J’ai d’abord été
plus que tenté par la facilité et surtout tenté de résumer le premier album de J’ENTRE PAR TES YEUX par un catalogue
select de références de haut vol. Quelques unes des œuvres
poétiques à base de voix chuchotées d’Etant Donnés pour le premier titre
éponyme ; certaines productions de Raster-Noton (et pourquoi pas Anbb
soit l’association d’Alva Noto et de Blixa Bargeld d’Einsturzende Neubauten)
pour Anyone Realize ; ce même
Bargeld ou Diamanda Galas pour le traitement des voix et les techniques de
chant sur Le Corps De Ton Corps. Coil pour le magnifique De Las Lilas. Etc…
Attention : je ne cite pas tous ces noms au hasard. Pour moi, s’il s’avère
que ces musicien.ne.s et ces artistes ont effectivement inspiré la musique de J’Entre Par Tes Yeux – mais ça je n’en
sais finalement rien du tout –, ces noms constituent surtout des musiques et des esthétiques de première importance, des choses que j’ai toujours beaucoup
écoutées. Et je crois que j’aimerais vraiment découvrir davantage de groupes et
d’enregistrements influencés par de telles musiques. En 2021. Car cela me manque.
Autrement dit : l’album de J’Entre
Par Tes Yeux arrive vraiment au bon moment.

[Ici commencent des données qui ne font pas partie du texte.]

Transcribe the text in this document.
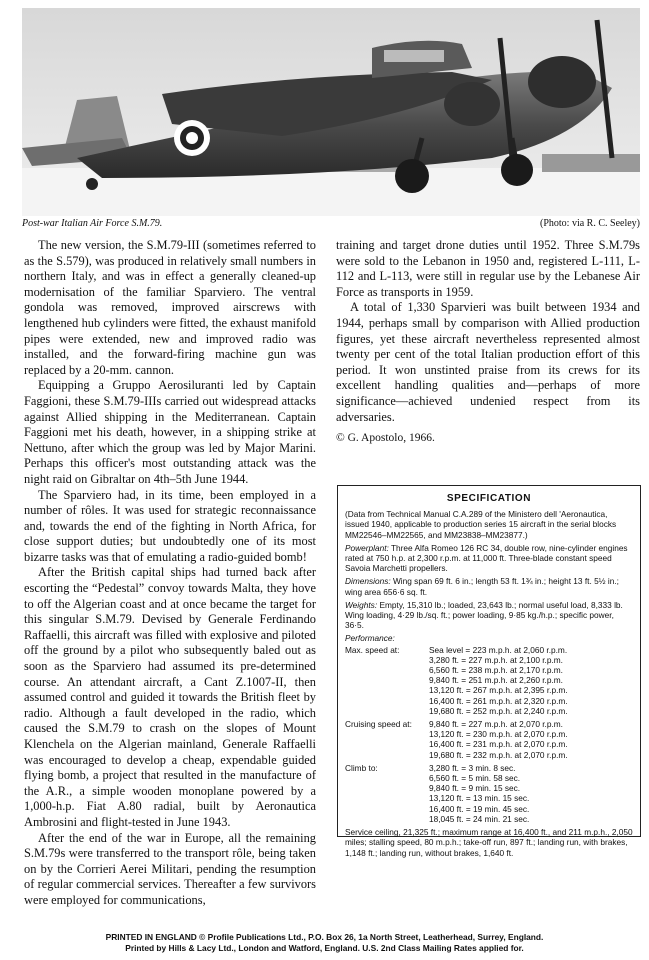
Post-war Italian Air Force S.M.79.	(Photo: via R. C. Seeley)

The new version, the S.M.79-III (sometimes referred to as the S.579), was produced in relatively small numbers in northern Italy, and was in effect a generally cleaned-up modernisation of the familiar Sparviero. The ventral gondola was removed, improved airscrews with lengthened hub cylinders were fitted, the exhaust manifold pipes were extended, new and improved radio was installed, and the forward-firing machine gun was replaced by a 20-mm. cannon.

Equipping a Gruppo Aerosiluranti led by Captain Faggioni, these S.M.79-IIIs carried out widespread attacks against Allied shipping in the Mediterranean. Captain Faggioni met his death, however, in a shipping strike at Nettuno, after which the group was led by Major Marini. Perhaps this officer's most outstanding attack was the night raid on Gibraltar on 4th–5th June 1944.

The Sparviero had, in its time, been employed in a number of rôles. It was used for strategic reconnaissance and, towards the end of the fighting in North Africa, for close support duties; but undoubtedly one of its most bizarre tasks was that of emulating a radio-guided bomb!

After the British capital ships had turned back after escorting the “Pedestal” convoy towards Malta, they hove to off the Algerian coast and at once became the target for this singular S.M.79. Devised by Generale Ferdinando Raffaelli, this aircraft was filled with explosive and piloted off the ground by a pilot who subsequently baled out as soon as the Sparviero had assumed its pre-determined course. An attendant aircraft, a Cant Z.1007-II, then assumed control and guided it towards the British fleet by radio. Although a fault developed in the radio, which caused the S.M.79 to crash on the slopes of Mount Klenchela on the Algerian mainland, Generale Raffaelli was encouraged to develop a cheap, expendable guided flying bomb, a project that resulted in the manufacture of the A.R., a simple wooden monoplane powered by a 1,000-h.p. Fiat A.80 radial, built by Aeronautica Ambrosini and flight-tested in June 1943.

After the end of the war in Europe, all the remaining S.M.79s were transferred to the transport rôle, being taken on by the Corrieri Aerei Militari, pending the resumption of regular commercial services. Thereafter a few survivors were employed for communications,

training and target drone duties until 1952. Three S.M.79s were sold to the Lebanon in 1950 and, registered L-111, L-112 and L-113, were still in regular use by the Lebanese Air Force as transports in 1959.

A total of 1,330 Sparvieri was built between 1934 and 1944, perhaps small by comparison with Allied production figures, yet these aircraft nevertheless represented almost twenty per cent of the total Italian production effort of this period. It won unstinted praise from its crews for its excellent handling qualities and—perhaps of more significance—achieved undenied respect from its adversaries.

© G. Apostolo, 1966.

SPECIFICATION

(Data from Technical Manual C.A.289 of the Ministero dell 'Aeronautica, issued 1940, applicable to production series 15 aircraft in the serial blocks MM22546–MM22565, and MM23838–MM23877.)

Powerplant: Three Alfa Romeo 126 RC 34, double row, nine-cylinder engines rated at 750 h.p. at 2,300 r.p.m. at 11,000 ft. Three-blade constant speed Savoia Marchetti propellers.

Dimensions: Wing span 69 ft. 6 in.; length 53 ft. 1¾ in.; height 13 ft. 5½ in.; wing area 656·6 sq. ft.

Weights: Empty, 15,310 lb.; loaded, 23,643 lb.; normal useful load, 8,333 lb. Wing loading, 4·29 lb./sq. ft.; power loading, 9·85 kg./h.p.; specific power, 36·5.

Performance:

Max. speed at:	Sea level = 223 m.p.h. at 2,060 r.p.m.
3,280 ft. = 227 m.p.h. at 2,100 r.p.m.
6,560 ft. = 238 m.p.h. at 2,170 r.p.m.
9,840 ft. = 251 m.p.h. at 2,260 r.p.m.
13,120 ft. = 267 m.p.h. at 2,395 r.p.m.
16,400 ft. = 261 m.p.h. at 2,320 r.p.m.
19,680 ft. = 252 m.p.h. at 2,240 r.p.m.
Cruising speed at:	9,840 ft. = 227 m.p.h. at 2,070 r.p.m.
13,120 ft. = 230 m.p.h. at 2,070 r.p.m.
16,400 ft. = 231 m.p.h. at 2,070 r.p.m.
19,680 ft. = 232 m.p.h. at 2,070 r.p.m.
Climb to:	3,280 ft. = 3 min. 8 sec.
6,560 ft. = 5 min. 58 sec.
9,840 ft. = 9 min. 15 sec.
13,120 ft. = 13 min. 15 sec.
16,400 ft. = 19 min. 45 sec.
18,045 ft. = 24 min. 21 sec.

Service ceiling, 21,325 ft.; maximum range at 16,400 ft., and 211 m.p.h., 2,050 miles; stalling speed, 80 m.p.h.; take-off run, 897 ft.; landing run, with brakes, 1,148 ft.; landing run, without brakes, 1,640 ft.

PRINTED IN ENGLAND © Profile Publications Ltd., P.O. Box 26, 1a North Street, Leatherhead, Surrey, England.
Printed by Hills & Lacy Ltd., London and Watford, England. U.S. 2nd Class Mailing Rates applied for.
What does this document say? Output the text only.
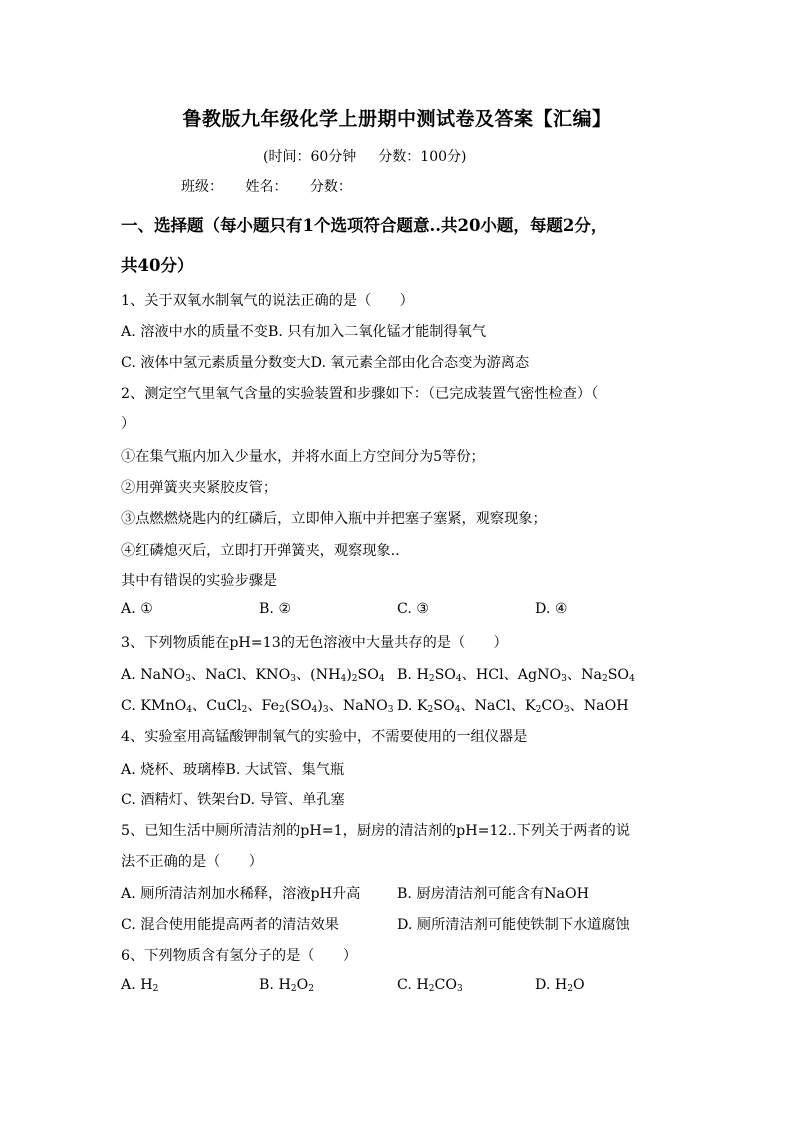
鲁教版九年级化学上册期中测试卷及答案【汇编】
(时间：60分钟 分数：100分)
班级： 姓名： 分数：
一、选择题（每小题只有1个选项符合题意..共20小题，每题2分，
共40分）
1、关于双氧水制氧气的说法正确的是（　　）
A. 溶液中水的质量不变B. 只有加入二氧化锰才能制得氧气
C. 液体中氢元素质量分数变大D. 氧元素全部由化合态变为游离态
2、测定空气里氧气含量的实验装置和步骤如下：（已完成装置气密性检查）（
）
①在集气瓶内加入少量水，并将水面上方空间分为5等份；
②用弹簧夹夹紧胶皮管；
③点燃燃烧匙内的红磷后，立即伸入瓶中并把塞子塞紧，观察现象；
④红磷熄灭后，立即打开弹簧夹，观察现象..
其中有错误的实验步骤是
A. ①	B. ②	C. ③	D. ④
3、下列物质能在pH=13的无色溶液中大量共存的是（　　）
A. NaNO$_3$、NaCl、$KNO_3$、$(NH_4)_2SO_4$ B. $H_2SO_4$、HCl、AgNO$_3$、$Na_2SO_4$
C. KMnO$_4$、CuCl$_2$、$Fe_2(SO_4)_3$、NaNO$_3$ D. $K_2SO_4$、NaCl、$K_2CO_3$、NaOH
4、实验室用高锰酸钾制氧气的实验中，不需要使用的一组仪器是
A. 烧杯、玻璃棒B. 大试管、集气瓶
C. 酒精灯、铁架台D. 导管、单孔塞
5、已知生活中厕所清洁剂的pH=1，厨房的清洁剂的pH=12..下列关于两者的说
法不正确的是（　　）
A. 厕所清洁剂加水稀释，溶液pH升高	B. 厨房清洁剂可能含有NaOH
C. 混合使用能提高两者的清洁效果	D. 厕所清洁剂可能使铁制下水道腐蚀
6、下列物质含有氢分子的是（　　）
A. $H_2$	B. $H_2O_2$	C. $H_2CO_3$	D. $H_2O$
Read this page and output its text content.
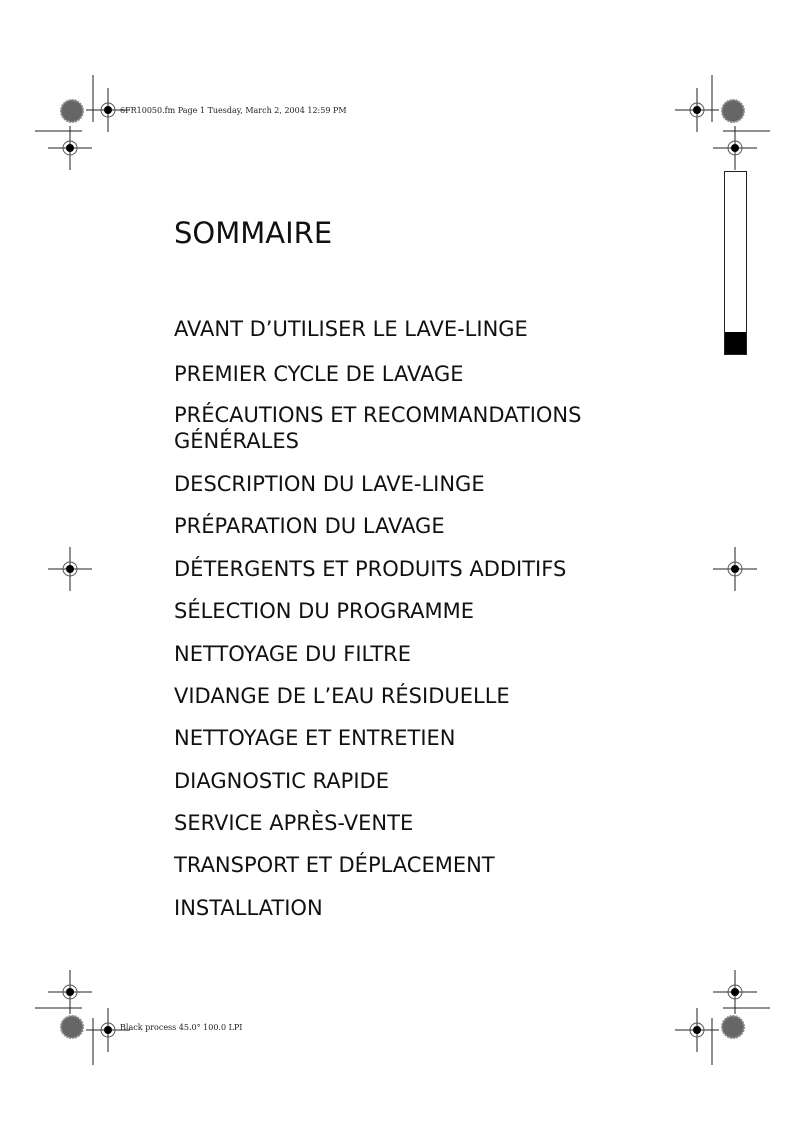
6FR10050.fm Page 1 Tuesday, March 2, 2004 12:59 PM
Black process 45.0° 100.0 LPI
SOMMAIRE
AVANT D’UTILISER LE LAVE-LINGE
PREMIER CYCLE DE LAVAGE
PRÉCAUTIONS ET RECOMMANDATIONS
GÉNÉRALES
DESCRIPTION DU LAVE-LINGE
PRÉPARATION DU LAVAGE
DÉTERGENTS ET PRODUITS ADDITIFS
SÉLECTION DU PROGRAMME
NETTOYAGE DU FILTRE
VIDANGE DE L’EAU RÉSIDUELLE
NETTOYAGE ET ENTRETIEN
DIAGNOSTIC RAPIDE
SERVICE APRÈS-VENTE
TRANSPORT ET DÉPLACEMENT
INSTALLATION
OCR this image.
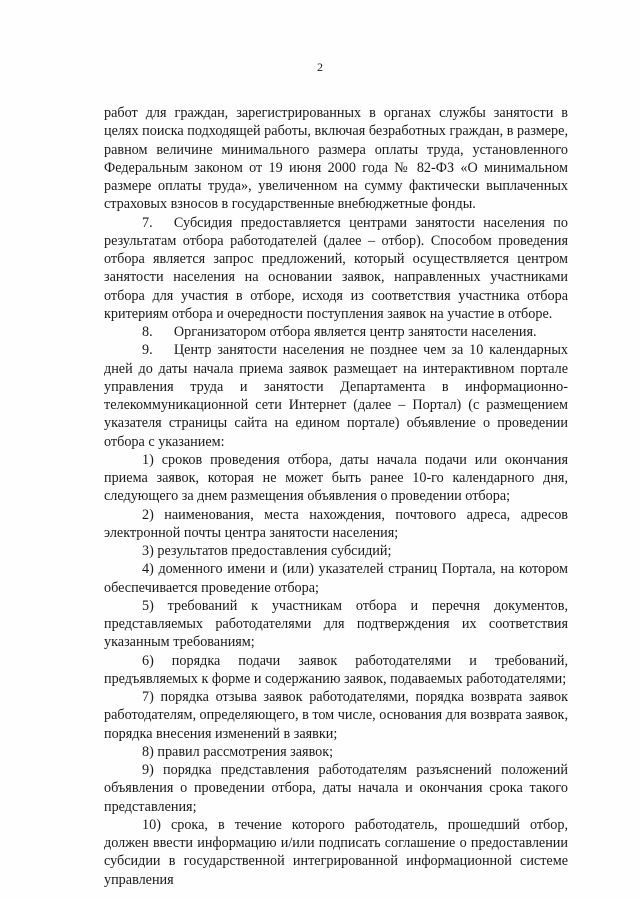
2

работ для граждан, зарегистрированных в органах службы занятости в целях поиска подходящей работы, включая безработных граждан, в размере, равном величине минимального размера оплаты труда, установленного Федеральным законом от 19 июня 2000 года № 82-ФЗ «О минимальном размере оплаты труда», увеличенном на сумму фактически выплаченных страховых взносов в государственные внебюджетные фонды.

7.  Субсидия предоставляется центрами занятости населения по результатам отбора работодателей (далее – отбор). Способом проведения отбора является запрос предложений, который осуществляется центром занятости населения на основании заявок, направленных участниками отбора для участия в отборе, исходя из соответствия участника отбора критериям отбора и очередности поступления заявок на участие в отборе.

8.  Организатором отбора является центр занятости населения.

9.  Центр занятости населения не позднее чем за 10 календарных дней до даты начала приема заявок размещает на интерактивном портале управления труда и занятости Департамента в информационно-телекоммуникационной сети Интернет (далее – Портал) (с размещением указателя страницы сайта на едином портале) объявление о проведении отбора с указанием:

1) сроков проведения отбора, даты начала подачи или окончания приема заявок, которая не может быть ранее 10-го календарного дня, следующего за днем размещения объявления о проведении отбора;

2) наименования, места нахождения, почтового адреса, адресов электронной почты центра занятости населения;

3) результатов предоставления субсидий;

4) доменного имени и (или) указателей страниц Портала, на котором обеспечивается проведение отбора;

5) требований к участникам отбора и перечня документов, представляемых работодателями для подтверждения их соответствия указанным требованиям;

6) порядка подачи заявок работодателями и требований, предъявляемых к форме и содержанию заявок, подаваемых работодателями;

7) порядка отзыва заявок работодателями, порядка возврата заявок работодателям, определяющего, в том числе, основания для возврата заявок, порядка внесения изменений в заявки;

8) правил рассмотрения заявок;

9) порядка представления работодателям разъяснений положений объявления о проведении отбора, даты начала и окончания срока такого представления;

10) срока, в течение которого работодатель, прошедший отбор, должен ввести информацию и/или подписать соглашение о предоставлении субсидии в государственной интегрированной информационной системе управления
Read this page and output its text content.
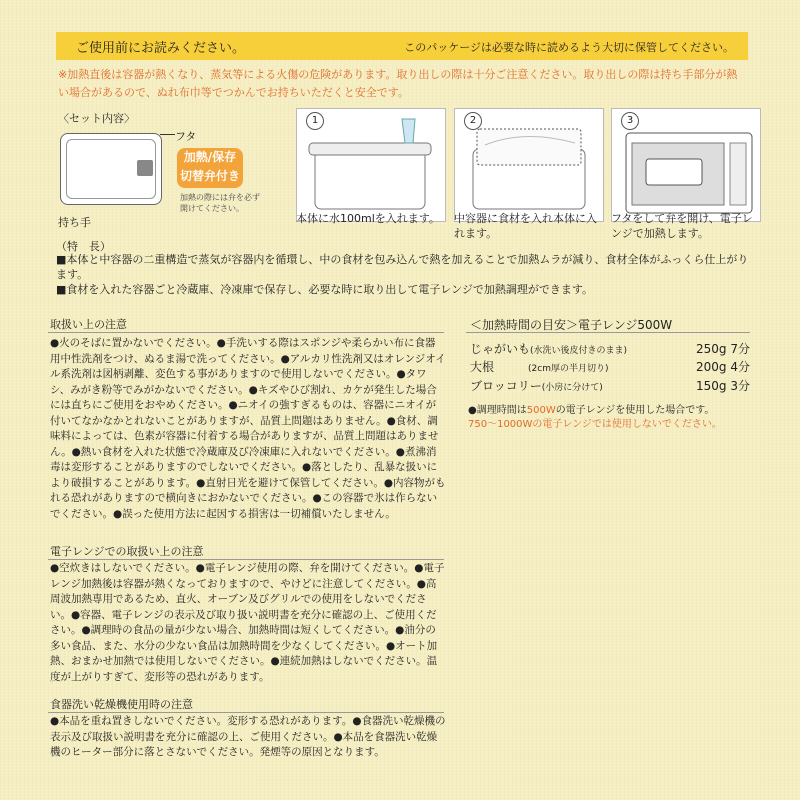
ご使用前にお読みください。	このパッケージは必要な時に読めるよう大切に保管してください。
※加熱直後は容器が熱くなり、蒸気等による火傷の危険があります。取り出しの際は十分ご注意ください。取り出しの際は持ち手部分が熱い場合があるので、ぬれ布巾等でつかんでお持ちいただくと安全です。
〈セット内容〉
フタ
加熱/保存
切替弁付き
加熱の際には弁を必ず
開けてください。
持ち手
1
本体に水100mlを入れます。
2
中容器に食材を入れ本体に入れます。
3
フタをして弁を開け、電子レンジで加熱します。
（特　長）
■本体と中容器の二重構造で蒸気が容器内を循環し、中の食材を包み込んで熱を加えることで加熱ムラが減り、食材全体がふっくら仕上がります。
■食材を入れた容器ごと冷蔵庫、冷凍庫で保存し、必要な時に取り出して電子レンジで加熱調理ができます。
取扱い上の注意
●火のそばに置かないでください。●手洗いする際はスポンジや柔らかい布に食器用中性洗剤をつけ、ぬるま湯で洗ってください。●アルカリ性洗剤又はオレンジオイル系洗剤は図柄剥離、変色する事がありますので使用しないでください。●タワシ、みがき粉等でみがかないでください。●キズやひび割れ、カケが発生した場合には直ちにご使用をおやめください。●ニオイの強すぎるものは、容器にニオイが付いてなかなかとれないことがありますが、品質上問題はありません。●食材、調味料によっては、色素が容器に付着する場合がありますが、品質上問題はありません。●熱い食材を入れた状態で冷蔵庫及び冷凍庫に入れないでください。●煮沸消毒は変形することがありますのでしないでください。●落としたり、乱暴な扱いにより破損することがあります。●直射日光を避けて保管してください。●内容物がもれる恐れがありますので横向きにおかないでください。●この容器で氷は作らないでください。●誤った使用方法に起因する損害は一切補償いたしません。
電子レンジでの取扱い上の注意
●空炊きはしないでください。●電子レンジ使用の際、弁を開けてください。●電子レンジ加熱後は容器が熱くなっておりますので、やけどに注意してください。●高周波加熱専用であるため、直火、オーブン及びグリルでの使用をしないでください。●容器、電子レンジの表示及び取り扱い説明書を充分に確認の上、ご使用ください。●調理時の食品の量が少ない場合、加熱時間は短くしてください。●油分の多い食品、また、水分の少ない食品は加熱時間を少なくしてください。●オート加熱、おまかせ加熱では使用しないでください。●連続加熱はしないでください。温度が上がりすぎて、変形等の恐れがあります。
食器洗い乾燥機使用時の注意
●本品を重ね置きしないでください。変形する恐れがあります。●食器洗い乾燥機の表示及び取扱い説明書を充分に確認の上、ご使用ください。●本品を食器洗い乾燥機のヒーター部分に落とさないでください。発煙等の原因となります。
＜加熱時間の目安＞電子レンジ500W
じゃがいも(水洗い後皮付きのまま)	250g 7分
大根	(2cm厚の半月切り)	200g 4分
ブロッコリー(小房に分けて)	150g 3分
●調理時間は500Wの電子レンジを使用した場合です。
750～1000Wの電子レンジでは使用しないでください。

Mais je ne veux pas non plus être trop simplificateur. Et je ne le peux pas. Dans
les faits J’Entre Par Tes Yeux est
un duo composé d’Alice Dourlen (aka Chicaloyoh – on a parlé d’elle et de son
disque L’Inventaire Des Disparitions il n’y
a pas si longtemps que cela) et Julien Louvet (The Austrasian Goat et tant
d’autres choses, de lui aussi on a souvent parlé). J’aurais eu du mal à
imaginer que l’association de ces deux là ne donne rien de bon. Ou alors
débouche sur un truc fadasse, grisâtre, inodore et sans danger. Mais je ne m’attendais
pas non plus à un disque aussi réussi et, finalement aussi… personnel. Oui :
personnel, malgré l’étalage de références citées ci-dessus.
A y regarder
de plus près J’Entre Par Tes yeux est
traversé par deux courants / axes principaux. Deux composantes qui s’opposent
et se nourrissent l’une de l’autre. La première, musicale, est majoritairement
électronique et la plupart du temps très expérimentale, carrément technoïde
dans le cas de Tendresse Soviétique (à
quand un maxi de remix ?) ou dark indus-ambient dans celui de Chante Blessure Ferme Toi Bouche ;
la seconde n’est pas musicale mais thématique et ce thème c’est celui du corps,
ou plutôt des corps : le poème d’Octavio Paz qui sert de trame au premier
titre du disque, Le Corps De Ton Corps
ou Chante Blessure Ferme Toi Bouche (bien
qu’il s’agisse d’un instrumental, d’une beauté inquiétante). Sur Tendresse Soviétique (dont on nous dit
qu’il est inspiré de Klaus Legal) ) Alice y chante plus que jamais les corps, la confrontation, l’incantation charnelle mais également l’ironie, non sans facétie.
En résumé on a
d’un côté une musique très froide, très dure, parfois très mécanique,
inflexible, territoriale, totalitaire mais aussi bruyante, bizarre et dérangeante. De l’autre il y a donc la chair, la friction des corps, les blessures, l’effusion, la jouissance trouble, quelque chose de
fondamentalement organique et de physique. De perturbant. La musique dans tout
ce qu’elle peut avoir de déshumanisé fait face aux voix – celle d’Alice comme
celle de Julien –, seuls repaires vivants d’un disque qui nous malmène
constamment. Position inconfortable mais privilégiée de celui ou celle qui écoute et qui en
redemande. Attraction et fascination. Dépendance. Peur et douleur. Plaisir. En
guise de conclusion glacée Chante
Blessure Ferme Toi Bouche nous laisse aussi inassouvis que provisoirement
tranquilles. Epuisés et en manque. Comme si la dislocation de nos propres chairs
nous avait enfin permis de mieux regarder en nous-mêmes.